Horses helping kids with C.P.




Some children with cerebral palsy actually learn to walk while in the saddle of a horse, and often they reap other benefits such as normalized muscle tone.

Researchers at the Health Science Center want to find out why.

"Hippotherapy" is a specialty area of therapeutic horse riding, and has been used to help patients with neurological disorders such as cerebral palsy and neurological injuries caused by stroke and head trauma. Hippotherapy is provided by licensed physical, occupational or speech therapists who are trained in the technique.

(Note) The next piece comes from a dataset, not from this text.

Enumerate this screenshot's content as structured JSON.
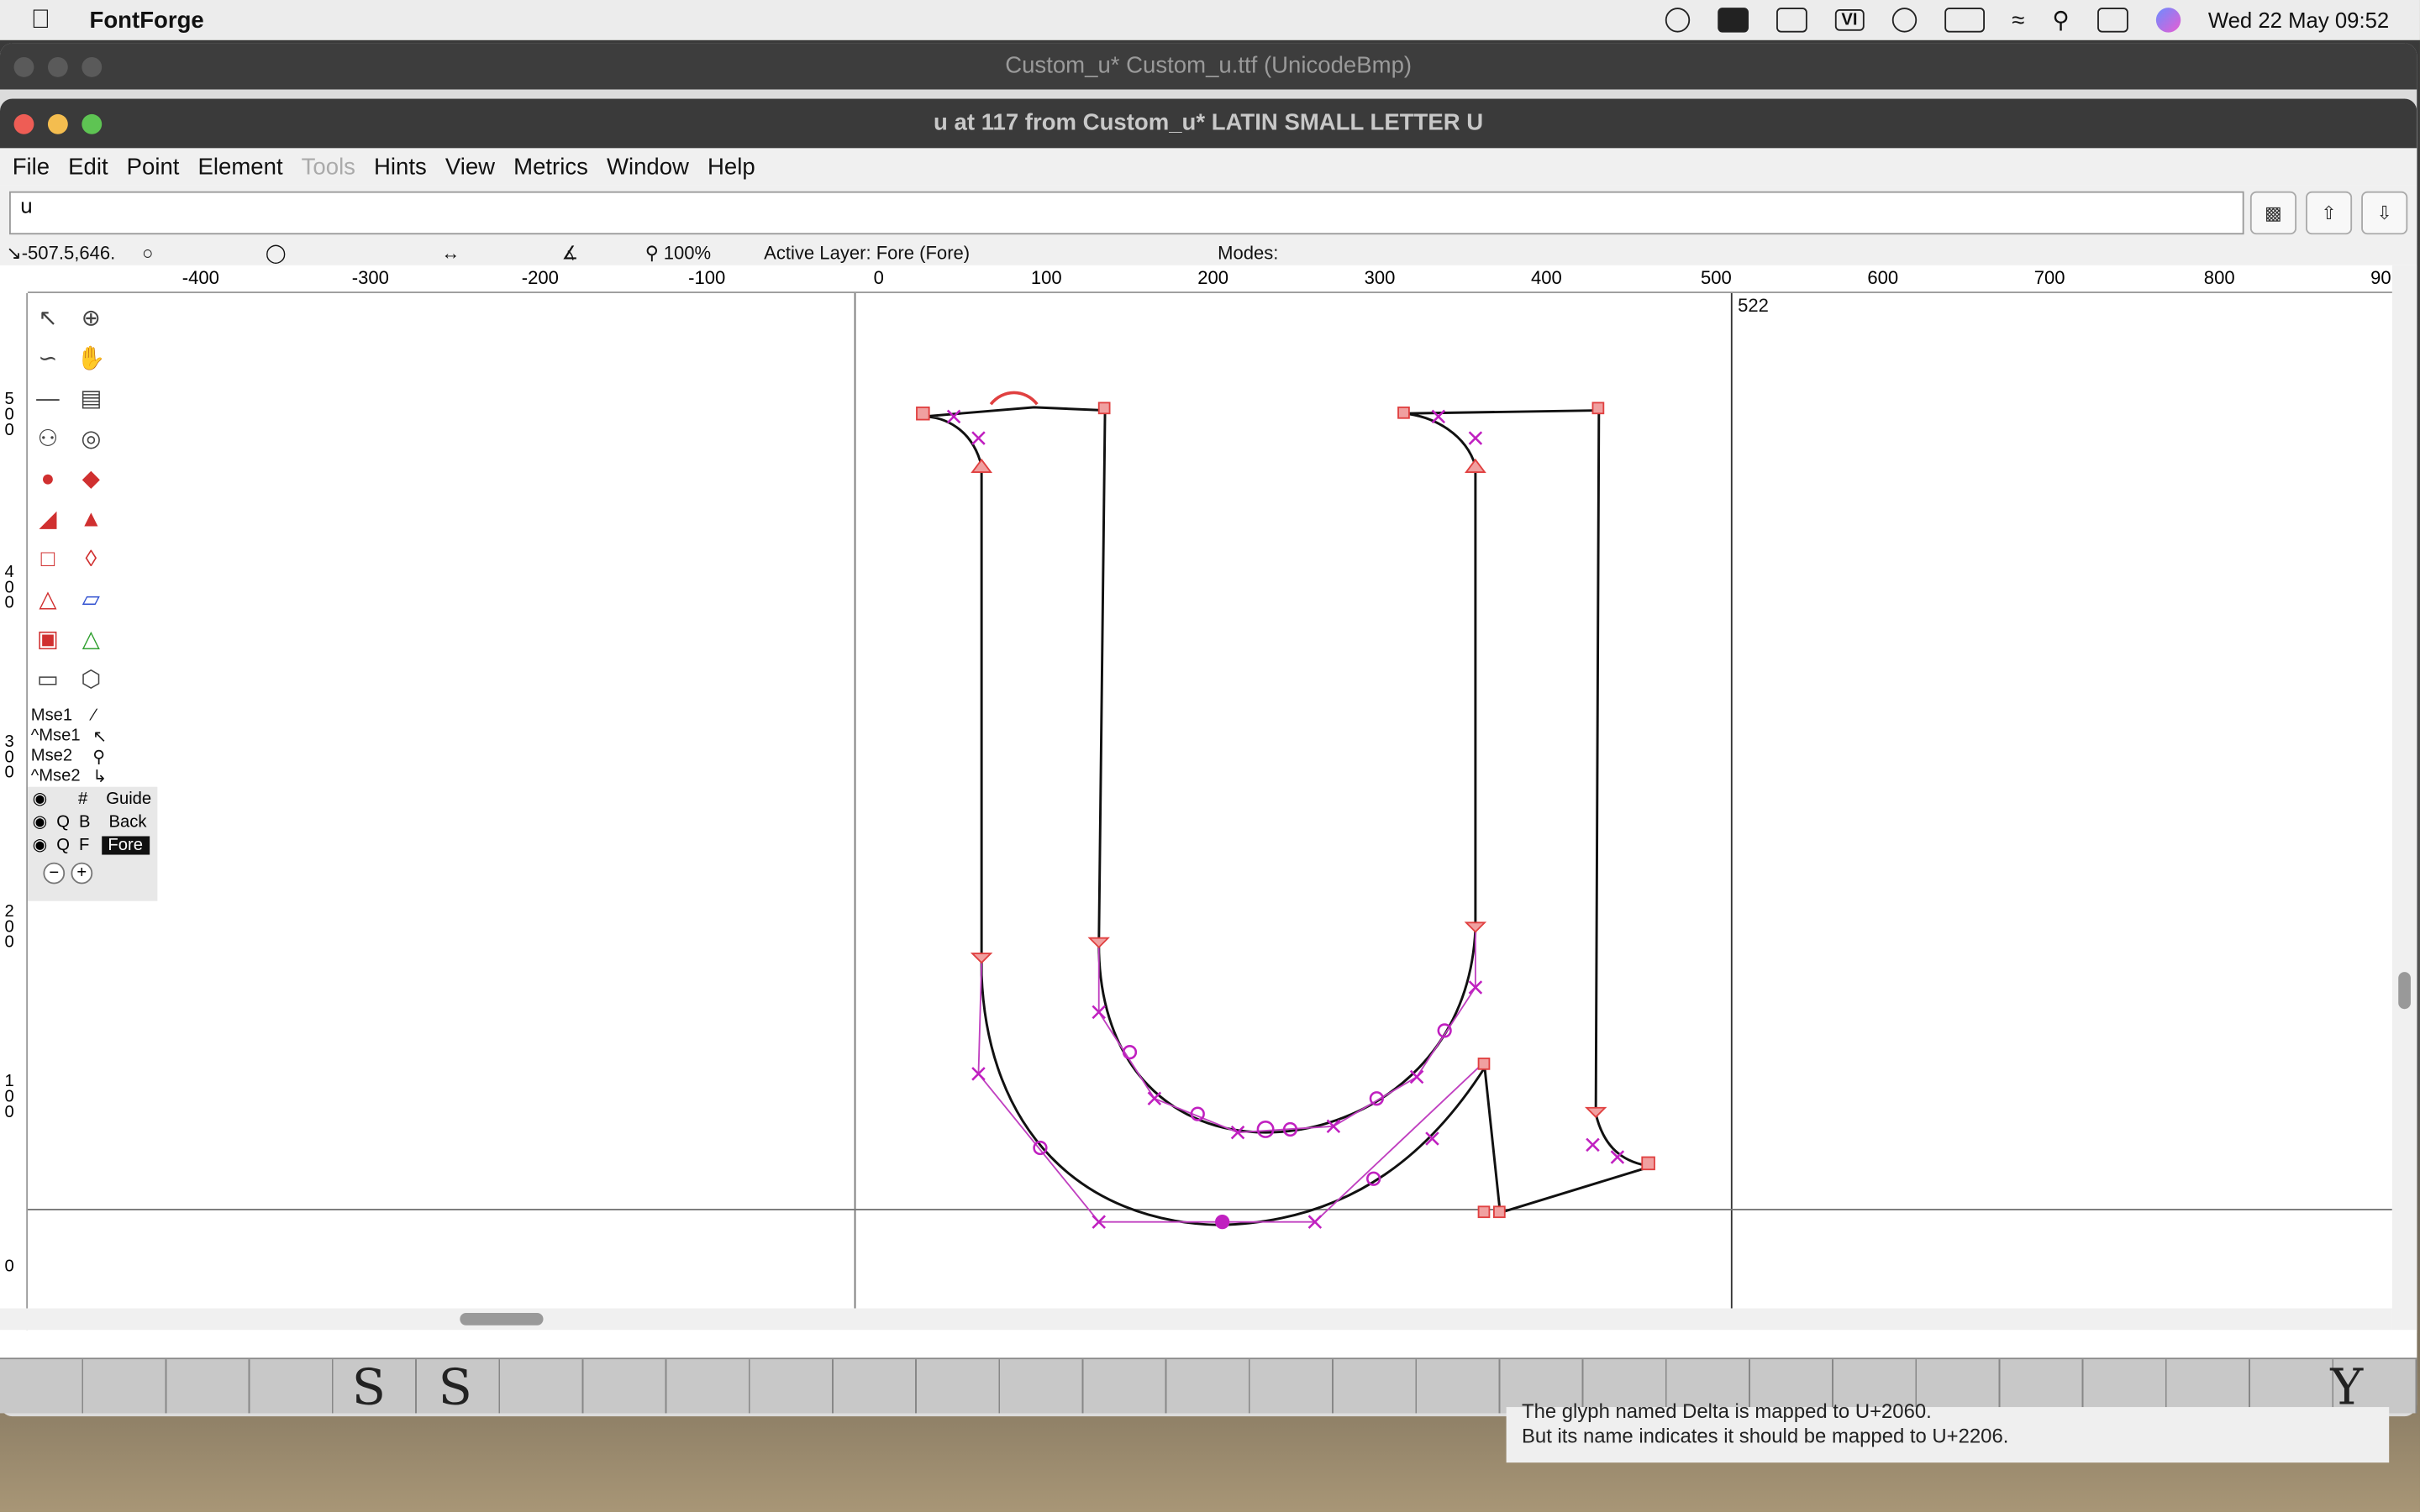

Therapists ride with the patient, holding his or her head and other limbs if necessary for support, or they walk alongside the patient who can sit on the horse. "The rhythmic movement of the horse tends to reduce the abnormal movement patterns of children with cerebral palsy, allowing the children more freedom in purposeful, goal-directed movement," said Sandra Hubbard, MA, OTR, assistant professor of occupational therapy at the Health Science Center.

But how do children learn to walk? "The theory behind hippotherapy is that the pelvic movement of the rider on the horse is the same as the pelvic movement of human walking," said Theresa Nalty, MS, PT, NCS, assistant professor of physical therapy. "The horse's repetitive movement, transferred to the rider's pelvis, provides a three-dimensional pattern for walking."

Graduate-level physical therapy students at the Health Science Center, supervised by Nalty, are proposing to research the motion that occurs during hippotherapy and its effect on patients' balance, gait and muscle activity. Such a study would be done with a motion analysis device which could be used outdoors with the child on the horse.

"We hope to support popular use of hippotherapy with scientific proof of its effectiveness," said Nalty.